Bujumbura — THOUSANDS of households in Burundi are stranded as the Lake Tanganyika water levels rise to heights never seen before in 57 years.
The longest fresh water lake in the world and the second deepest globally 776,45 metres, while the average lake level is 772,7m.
After a series of floods, this stands above the surface level of parts of the capital city of Bujumbura and of some coastal localities.
The current rise in the level of Lake Tanganyika is compared to that of 1964.
In recent years, heavy rains following the global phenomena of El niño, combined with local specificities, have swelled the bed of Lake Tanganyika.
The Lukuga river, on the side of the Democratic Republic of Congo (DRC), which is its outlet as well as the surface evaporation did not contain the flow.

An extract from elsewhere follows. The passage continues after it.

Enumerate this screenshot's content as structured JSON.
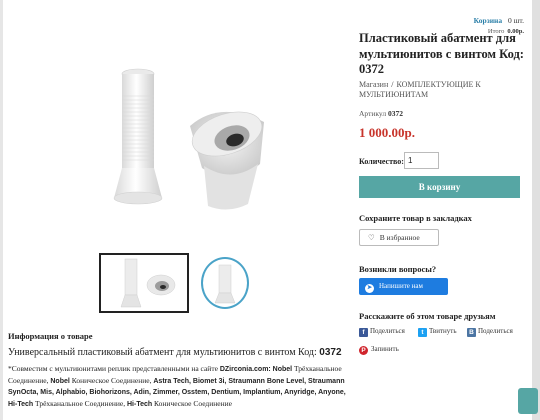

According to the weather forecast, precipitation will continue until mid-May.
"With a saturated water table, the runoff coefficient reduced, floods will continue to flow," said a spokesperson of the United Nations Office for the Coordination of Humanitarian Affairs.
Following a series of floods since 2015, more than 6 300 households have been affected in the Bujumbura province.
Some areas were slowly recovering from the aftermath of the April-May 2020 floods.
"This phenomenon threatens the entire coastal area," the humanitarian spokesperson warned.
It is feared this could worsen the situation of pre-existing vulnerabilities due to the socioeconomic effects of coronavirus and other combined factors.
With a length of 73 kilometres, Tanganyika is shared between Burundi, DRC, Tanzania and Zambia.